The resignation of Darch, his colleague at the academy, threw on him the conduct of the departments of mathematics and physics. Early in 1725 Stephen James, the divinity tutor, died, and Grove, without relinquishing his other work, took his place, with the assistance of his nephew, Thomas Amory. He resigned his congregations to succeed James as minister at Fullwood (or Pitminster), near Taunton. He declined invitations to Exeter and London. He refused to take any share in the doctrinal disputes which spread from Exeter to London in 1719, and produced the rupture at Salters' Hall. His orthodoxy was called in question by John Ball, especially because of his discourse on saving faith (1736); but though he laid great stress on the reasonableness of Christianity, and on the moral argument for a future state, he avoided speculations on the doctrine of the Trinity.

The Taunton Academy sustained its reputation during his tutorship. A list of ninety-three of his students is given by James Manning; twenty-two extra names are given in Joshua Toulmin's manuscript list.

Grove preached on 19 February 1738, and was seized the same night with a violent fever, of which he died on 27 February. He was buried at Taunton, where there is a tablet to his memory in Paul's Meeting, bearing a Latin inscription from the pen of John Ward of Gresham College. James Strong of Ilminster and William May of London preached funeral sermons.
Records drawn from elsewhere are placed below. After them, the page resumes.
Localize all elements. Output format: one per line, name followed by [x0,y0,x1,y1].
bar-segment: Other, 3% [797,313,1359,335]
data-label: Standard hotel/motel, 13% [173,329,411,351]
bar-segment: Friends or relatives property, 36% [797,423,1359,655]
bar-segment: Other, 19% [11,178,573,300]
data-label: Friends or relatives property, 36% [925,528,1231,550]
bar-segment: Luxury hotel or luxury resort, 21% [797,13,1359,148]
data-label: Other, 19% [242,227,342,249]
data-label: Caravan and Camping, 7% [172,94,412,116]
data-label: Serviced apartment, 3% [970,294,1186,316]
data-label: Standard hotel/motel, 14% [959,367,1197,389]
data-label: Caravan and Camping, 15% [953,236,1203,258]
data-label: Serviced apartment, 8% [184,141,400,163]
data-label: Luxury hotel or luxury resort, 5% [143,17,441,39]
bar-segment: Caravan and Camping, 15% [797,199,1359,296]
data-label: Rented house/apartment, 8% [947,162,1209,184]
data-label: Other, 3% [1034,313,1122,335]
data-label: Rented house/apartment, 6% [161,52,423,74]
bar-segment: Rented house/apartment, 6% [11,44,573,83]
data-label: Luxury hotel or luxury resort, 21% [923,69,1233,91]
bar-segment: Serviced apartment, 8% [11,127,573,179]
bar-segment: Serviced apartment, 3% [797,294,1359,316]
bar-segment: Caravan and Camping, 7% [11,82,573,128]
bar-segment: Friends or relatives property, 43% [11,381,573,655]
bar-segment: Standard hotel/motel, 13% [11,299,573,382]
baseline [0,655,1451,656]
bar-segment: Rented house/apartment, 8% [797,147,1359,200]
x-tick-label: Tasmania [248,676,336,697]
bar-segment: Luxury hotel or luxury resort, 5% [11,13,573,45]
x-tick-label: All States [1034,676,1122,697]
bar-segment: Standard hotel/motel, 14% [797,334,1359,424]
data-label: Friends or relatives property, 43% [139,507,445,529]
His wife died insane in 1736; he had thirteen children, of whom five survived him.

==Works==
He took care over his sermons, and systematised his lectures on metaphysics and ethics; his ethical system (published posthumously and in an unfinished state) was his favourite work. His first publication, on the "regulation of diversions" (1708), was designed to produce in his pupils the love of a high morale. He wrote hymns; his poetical flights were stimulated by the friendship of Elizabeth Singer.

In 1708 he corresponded with Samuel Clarke on the defects of his argument for the existence of God. For Clarke, as a Newtonian, he had respect, but thought him inferior as a metaphysician to Andrew Baxter (metaphysician). In 1714 he contributed four papers to the revived issue (eighth volume) of The Spectator. Grove published (1718) an essay on the immateriality of the soul.

Grove's publications included:

- An Essay towards a Demonstration of the Soul's Immateriality, &c., 1718; has apreface on the reality of an external world against Arthur Collier.
- The Evidence for our Saviour's Resurrection, 1730, commended by Lardner.
- Some Thoughts concerning the Proofs of a Future State from Reason, 1730, against Joseph Hallet III.
- Queries proposed to … all such as think it an injury to Religion to show the Reasonableness of it, 1732, (anon.)

Posthumous were:
- Miscellanies in Prose and Verse, most of them formerly published, 1739.
- Sermons and Tracts, &c., 1740, 4 vols.; second series, 1741–2, 6 vols.; the two series reissued as Posthumous Works, 1745, 10 vols.
- A System of Moral Philosophy, 1749, 2 vols., edited, and the last eight chapters written, by Amory, who edited the other posthumous works.

Some of his verses were included in the continuation of John Dryden's Miscellany Poems, 1706, vol. vi., and in similar collections. His letters on free will and immortality and in defence of the Presbyterians (against John Trenchard) appeared in the 'St. James's Journal,' 1722. His last Spectator was included by Bishop Edmund Gibson in his edition (1731) of Joseph Addison's Evidences of the Christian Religion.

At the time of his death Grove was writing the life of Elizabeth Rowe. The lists of subscribers to his posthumous works include the names of Archbishop Thomas Herring, with Hoadly, Secker, and Hutton among the bishops.